‹ Angéline de MontbrunChapitre 18 sur 47 · Chapitre 18 La même à la même

Chapitre 18 La même à la même

Décidément, mes rêves patriotiques vous sont suspects, et ce n’est pas sans malice que vous me conseillez de chercher la source de ce beau zèle. Ma chère, je n’ai pas l’esprit curieux. Chercher les sources, remonter aux principes, c’est l’affaire des explorateurs et des philosophes. Prétendez-vous me confondre avec ces gens-là ? D’ailleurs, il ne faut jamais admettre le plus, quand le moins suffit à une explication. Ici le patriotisme suffit.

Vous rappelez-vous nos conversations de l’automne dernier, alors que vous commenciez à être un peu sage ? Quels progrès vous avez faits ! J’aimerais reprendre ces causeries.

Angéline a toute mon amitié, toute ma confiance, mais elle m’est trop supérieure à certains égards. Aucune poussière n’a jamais touché cette radieuse fleur, et conséquemment je m’observe toujours un peu ; avec vous, je suis plus libre.

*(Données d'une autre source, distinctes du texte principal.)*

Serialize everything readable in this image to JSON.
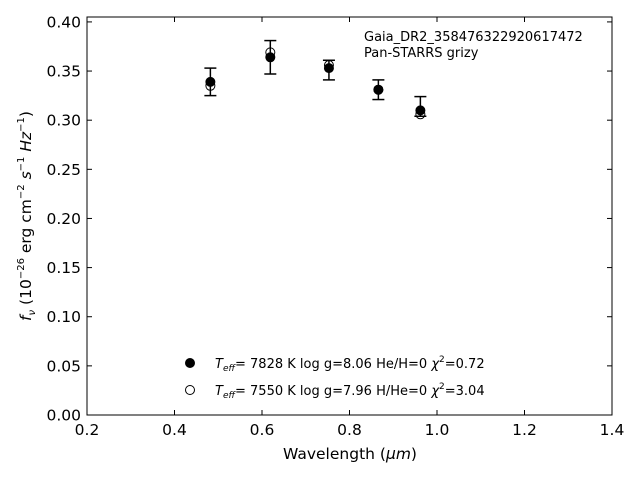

Malgré vos aspirations religieuses, je ne puis oublier que nous avons été compagnes de chimères, de lectures, de frivolités. Parfois, je vous envie votre désenchantement si prompt, si complet. Mais ces désirs s’évanouissent vite. Je m’obstine à espérer qu’un jour ou l’autre le bonheur passera sur cette pauvre terre que Dieu a faite si belle.

De ma fenêtre j’ai une admirable vue du fleuve. Vraiment, c’est l’océan. Je ne me lasse pas de le regarder. J’aime la mer. Cette musique des flots jette un velours de mélancolie sur la tristesse de mes pensées, car, je vous l’avoue, j’ai des tristesses, et volontiers je dirais comme je ne sais plus quelle reine : « Fi de la vie ». Pourtant je n’ai aucun sujet positif de chagrin, mais vous le savez, on cesse de s’aimer si personne ne nous aime.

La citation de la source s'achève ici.